An index of sentiment climbed to 60 in July, the highest since May 2008 and up from 59 in June, Britain’s biggest customer-owned lender said in an e-mailed statement released today. TNS surveyed 1,000 people for Nationwide between June 22 and July 19.
The figures add to evidence that Britain has passed the worst of the recession. Bank of England policy makers tomorrow will decide whether the recovery is strong enough after five quarters of contraction for policy makers to ease off on their program of buying bonds with newly created money.
“Consumers might have been reassured by reports that the housing market may be starting to recover, and manufacturing output is no longer falling as rapidly as it was a few months ago,” Martin Gahbauer, Nationwide’s chief economist, said in the statement. “Consumers appear to be remaining cautious but not panicked by the economic climate.”
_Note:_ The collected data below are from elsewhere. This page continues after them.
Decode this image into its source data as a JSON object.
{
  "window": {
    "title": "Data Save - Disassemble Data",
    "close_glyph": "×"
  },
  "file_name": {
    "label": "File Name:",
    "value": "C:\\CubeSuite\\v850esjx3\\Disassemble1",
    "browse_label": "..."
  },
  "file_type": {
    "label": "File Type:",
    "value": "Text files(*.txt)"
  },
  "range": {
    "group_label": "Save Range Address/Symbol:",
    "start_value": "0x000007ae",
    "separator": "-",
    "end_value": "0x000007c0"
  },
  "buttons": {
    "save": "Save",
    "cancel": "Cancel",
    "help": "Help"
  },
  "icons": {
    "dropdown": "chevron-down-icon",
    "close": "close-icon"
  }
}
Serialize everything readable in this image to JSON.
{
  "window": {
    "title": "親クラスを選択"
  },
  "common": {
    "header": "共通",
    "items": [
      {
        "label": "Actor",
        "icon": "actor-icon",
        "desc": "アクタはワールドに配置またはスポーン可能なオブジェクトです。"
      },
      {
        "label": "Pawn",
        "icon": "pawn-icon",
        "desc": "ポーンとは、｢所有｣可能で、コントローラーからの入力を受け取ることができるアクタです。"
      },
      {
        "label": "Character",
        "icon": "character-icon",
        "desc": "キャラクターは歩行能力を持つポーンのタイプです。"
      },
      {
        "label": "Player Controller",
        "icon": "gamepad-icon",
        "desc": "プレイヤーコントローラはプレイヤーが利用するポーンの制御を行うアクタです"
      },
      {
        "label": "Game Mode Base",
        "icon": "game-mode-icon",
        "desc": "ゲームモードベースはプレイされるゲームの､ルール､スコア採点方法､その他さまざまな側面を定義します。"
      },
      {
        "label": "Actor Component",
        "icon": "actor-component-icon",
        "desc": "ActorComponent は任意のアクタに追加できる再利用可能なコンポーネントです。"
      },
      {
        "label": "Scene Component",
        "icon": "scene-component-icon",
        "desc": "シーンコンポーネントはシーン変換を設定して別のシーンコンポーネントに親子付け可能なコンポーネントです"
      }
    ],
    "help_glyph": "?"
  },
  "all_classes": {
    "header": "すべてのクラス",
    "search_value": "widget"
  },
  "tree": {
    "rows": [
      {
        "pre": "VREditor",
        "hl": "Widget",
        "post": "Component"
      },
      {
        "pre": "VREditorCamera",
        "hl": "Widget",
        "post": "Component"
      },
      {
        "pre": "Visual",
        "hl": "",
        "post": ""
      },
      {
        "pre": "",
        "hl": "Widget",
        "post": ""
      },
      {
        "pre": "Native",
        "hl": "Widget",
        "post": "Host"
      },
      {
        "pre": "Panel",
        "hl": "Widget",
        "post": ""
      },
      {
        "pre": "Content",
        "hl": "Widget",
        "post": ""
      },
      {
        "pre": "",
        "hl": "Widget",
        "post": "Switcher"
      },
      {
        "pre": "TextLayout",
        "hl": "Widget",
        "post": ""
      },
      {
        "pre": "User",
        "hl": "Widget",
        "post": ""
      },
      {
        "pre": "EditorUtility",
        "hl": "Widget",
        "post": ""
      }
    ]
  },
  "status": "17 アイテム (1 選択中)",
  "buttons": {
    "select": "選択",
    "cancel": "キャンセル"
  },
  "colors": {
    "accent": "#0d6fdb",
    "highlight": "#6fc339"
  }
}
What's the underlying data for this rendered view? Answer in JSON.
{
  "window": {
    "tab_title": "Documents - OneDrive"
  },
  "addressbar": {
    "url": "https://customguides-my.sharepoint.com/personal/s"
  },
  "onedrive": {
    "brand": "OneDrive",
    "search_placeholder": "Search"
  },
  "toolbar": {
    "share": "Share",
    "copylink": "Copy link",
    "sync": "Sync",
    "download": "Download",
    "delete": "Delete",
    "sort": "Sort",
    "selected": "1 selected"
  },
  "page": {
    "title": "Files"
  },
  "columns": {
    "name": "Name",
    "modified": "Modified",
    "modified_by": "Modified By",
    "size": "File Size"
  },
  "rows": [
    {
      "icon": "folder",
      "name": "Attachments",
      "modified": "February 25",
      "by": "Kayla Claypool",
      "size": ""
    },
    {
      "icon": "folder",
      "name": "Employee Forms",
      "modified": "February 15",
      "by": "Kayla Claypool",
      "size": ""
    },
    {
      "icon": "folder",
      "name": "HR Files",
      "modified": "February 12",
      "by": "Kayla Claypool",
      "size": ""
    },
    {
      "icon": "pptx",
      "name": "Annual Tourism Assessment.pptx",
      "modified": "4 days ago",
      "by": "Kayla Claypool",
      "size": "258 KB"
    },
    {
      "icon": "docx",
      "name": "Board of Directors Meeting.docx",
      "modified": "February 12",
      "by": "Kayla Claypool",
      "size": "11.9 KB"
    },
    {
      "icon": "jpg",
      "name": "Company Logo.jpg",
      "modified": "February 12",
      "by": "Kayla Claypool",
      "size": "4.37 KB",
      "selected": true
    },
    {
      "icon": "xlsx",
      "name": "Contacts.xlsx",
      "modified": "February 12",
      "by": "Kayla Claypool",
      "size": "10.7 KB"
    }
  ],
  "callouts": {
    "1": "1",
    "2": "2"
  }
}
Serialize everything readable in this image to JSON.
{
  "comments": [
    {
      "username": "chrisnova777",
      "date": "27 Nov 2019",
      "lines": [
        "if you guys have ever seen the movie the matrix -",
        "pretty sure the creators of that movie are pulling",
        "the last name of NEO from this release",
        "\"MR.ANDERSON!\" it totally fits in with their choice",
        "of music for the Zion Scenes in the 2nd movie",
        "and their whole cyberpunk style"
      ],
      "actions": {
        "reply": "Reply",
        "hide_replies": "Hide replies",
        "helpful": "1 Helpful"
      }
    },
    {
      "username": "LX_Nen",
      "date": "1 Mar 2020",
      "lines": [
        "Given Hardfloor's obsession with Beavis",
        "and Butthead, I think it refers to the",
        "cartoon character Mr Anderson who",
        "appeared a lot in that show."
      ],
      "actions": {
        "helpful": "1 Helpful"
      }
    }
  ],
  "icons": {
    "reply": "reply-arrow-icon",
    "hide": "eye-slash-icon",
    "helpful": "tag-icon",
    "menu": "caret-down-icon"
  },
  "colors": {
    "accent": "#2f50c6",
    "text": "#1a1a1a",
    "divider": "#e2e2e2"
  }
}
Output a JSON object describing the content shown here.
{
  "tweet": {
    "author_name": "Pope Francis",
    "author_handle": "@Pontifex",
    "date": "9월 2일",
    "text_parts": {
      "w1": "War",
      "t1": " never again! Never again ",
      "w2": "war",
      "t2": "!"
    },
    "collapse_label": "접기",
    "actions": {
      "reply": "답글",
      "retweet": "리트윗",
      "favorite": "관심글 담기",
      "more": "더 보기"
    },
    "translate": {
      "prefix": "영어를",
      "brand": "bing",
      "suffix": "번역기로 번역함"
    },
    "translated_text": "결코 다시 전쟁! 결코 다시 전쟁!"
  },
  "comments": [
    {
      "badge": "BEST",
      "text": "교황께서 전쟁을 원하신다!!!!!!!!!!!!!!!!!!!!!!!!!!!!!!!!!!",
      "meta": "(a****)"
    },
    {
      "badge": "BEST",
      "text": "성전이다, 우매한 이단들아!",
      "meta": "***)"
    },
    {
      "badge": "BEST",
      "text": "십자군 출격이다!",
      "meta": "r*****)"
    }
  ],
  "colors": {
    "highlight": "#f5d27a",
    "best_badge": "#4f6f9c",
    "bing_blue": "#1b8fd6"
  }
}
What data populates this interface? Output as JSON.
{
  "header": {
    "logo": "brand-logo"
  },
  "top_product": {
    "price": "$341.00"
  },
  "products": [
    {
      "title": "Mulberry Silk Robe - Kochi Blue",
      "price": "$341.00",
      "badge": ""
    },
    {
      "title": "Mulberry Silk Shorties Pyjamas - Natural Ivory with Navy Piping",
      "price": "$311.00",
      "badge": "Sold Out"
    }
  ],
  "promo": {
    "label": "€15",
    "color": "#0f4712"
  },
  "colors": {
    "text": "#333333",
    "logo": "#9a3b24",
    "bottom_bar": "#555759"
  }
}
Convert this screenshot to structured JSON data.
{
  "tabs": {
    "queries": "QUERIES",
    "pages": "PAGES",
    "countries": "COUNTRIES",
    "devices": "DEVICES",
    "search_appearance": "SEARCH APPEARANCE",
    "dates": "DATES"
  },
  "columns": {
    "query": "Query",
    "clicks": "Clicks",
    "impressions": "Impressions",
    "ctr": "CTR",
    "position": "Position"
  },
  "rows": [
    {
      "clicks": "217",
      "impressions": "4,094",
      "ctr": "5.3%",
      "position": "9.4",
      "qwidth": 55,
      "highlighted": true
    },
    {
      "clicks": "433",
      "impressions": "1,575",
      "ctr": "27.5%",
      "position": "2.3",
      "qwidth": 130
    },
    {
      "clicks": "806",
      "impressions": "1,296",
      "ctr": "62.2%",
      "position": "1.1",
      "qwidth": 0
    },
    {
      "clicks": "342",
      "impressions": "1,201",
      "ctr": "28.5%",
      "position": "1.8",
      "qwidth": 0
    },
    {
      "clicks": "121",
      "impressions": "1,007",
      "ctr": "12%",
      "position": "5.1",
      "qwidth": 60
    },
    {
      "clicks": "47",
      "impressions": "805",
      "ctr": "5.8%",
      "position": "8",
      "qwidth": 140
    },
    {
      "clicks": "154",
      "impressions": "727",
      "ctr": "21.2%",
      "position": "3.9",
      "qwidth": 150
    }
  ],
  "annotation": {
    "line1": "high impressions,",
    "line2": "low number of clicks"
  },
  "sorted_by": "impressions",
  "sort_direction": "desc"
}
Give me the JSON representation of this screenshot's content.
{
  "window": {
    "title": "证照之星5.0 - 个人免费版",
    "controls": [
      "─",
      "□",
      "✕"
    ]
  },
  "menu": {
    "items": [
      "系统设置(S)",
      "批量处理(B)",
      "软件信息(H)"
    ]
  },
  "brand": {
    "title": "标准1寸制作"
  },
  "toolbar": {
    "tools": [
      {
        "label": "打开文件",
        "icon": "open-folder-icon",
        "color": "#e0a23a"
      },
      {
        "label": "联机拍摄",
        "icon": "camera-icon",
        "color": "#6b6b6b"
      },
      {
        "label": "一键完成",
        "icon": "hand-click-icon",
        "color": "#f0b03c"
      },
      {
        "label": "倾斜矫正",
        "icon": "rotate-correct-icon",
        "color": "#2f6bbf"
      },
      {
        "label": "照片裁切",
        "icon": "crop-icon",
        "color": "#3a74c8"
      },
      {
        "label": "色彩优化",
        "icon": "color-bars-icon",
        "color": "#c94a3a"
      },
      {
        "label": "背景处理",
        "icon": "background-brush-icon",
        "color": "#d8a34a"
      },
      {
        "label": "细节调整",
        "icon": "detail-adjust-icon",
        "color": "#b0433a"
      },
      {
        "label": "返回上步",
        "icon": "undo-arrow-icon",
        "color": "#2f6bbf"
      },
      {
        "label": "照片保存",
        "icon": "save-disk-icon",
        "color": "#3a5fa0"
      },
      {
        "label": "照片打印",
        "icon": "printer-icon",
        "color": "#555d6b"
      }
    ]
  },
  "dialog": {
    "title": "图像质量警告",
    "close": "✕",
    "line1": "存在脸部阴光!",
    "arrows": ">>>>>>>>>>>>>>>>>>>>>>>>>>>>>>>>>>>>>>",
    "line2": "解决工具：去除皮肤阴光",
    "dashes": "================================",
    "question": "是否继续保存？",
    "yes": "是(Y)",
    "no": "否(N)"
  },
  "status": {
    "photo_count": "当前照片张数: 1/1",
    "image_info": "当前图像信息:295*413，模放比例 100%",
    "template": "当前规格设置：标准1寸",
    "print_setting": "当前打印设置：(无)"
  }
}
Shop-price inflation is slowing, helping purchasing power, the British Retail Consortium signaled in a separate report today. The annual rate of price gains in stores was 0.5 percent in June, the lowest in seven months. Annual gains in food prices slowed to 3.8 percent, and prices for non-food items fell 1.3 percent on the year, the BRC said.
Homeowner Optimism
About a fifth of Britons expect the economy to worsen in the next six months, compared with about half at the start of the year, Nationwide said. Homeowners expect the value of their properties to rise 0.5 percent in the next six months, the most since December 2007, the report showed.
Nationwide said last week that house prices rose in July for a third month. A manufacturing gauge based on a survey of factories climbed to 50.8, the highest since March 2008, from a revised 47.4 in June, the Chartered Institute of Purchasing and Supply and Markit said on Aug. 3.
Factory production probably fell for a second month in June, posting a 0.1 percent decline, according to the median of 25 economists in a Bloomberg News survey. The Office for National Statistics will publish that data at 9:30 a.m. today in London.
The U.K. economy contracted 0.8 percent in the second quarter after it shrank 2.4 percent in the previous three months. Consumers are less optimistic about making large purchases, Nationwide said.
Labor Market
A measure of hiring for permanent jobs fell in July for the first time since February, KPMG and the Recruitment and Employment Federation said in a separate report today. The gauge of permanent staff appointments by job consultants slipped to 46.1 from 48.6.
“We are cognizant of rising unemployment and constraints on consumer spending generally,” Ralph Topping, chief executive officer of William Hill Plc, told reporters yesterday. The U.K.’s second-biggest bookmaker forecast that full-year betting- shop profit would be lower than analysts predicted.
The Bank of England will decide tomorrow whether to extend its 125 billion pound ($211 billion) asset-purchase program. Economists are split on the outcome, with 21 out of 44 in a Bloomberg News survey predicting no expansion of the plan and the remainder forecasting that the bank will seek to spend at least another 25 billion pounds.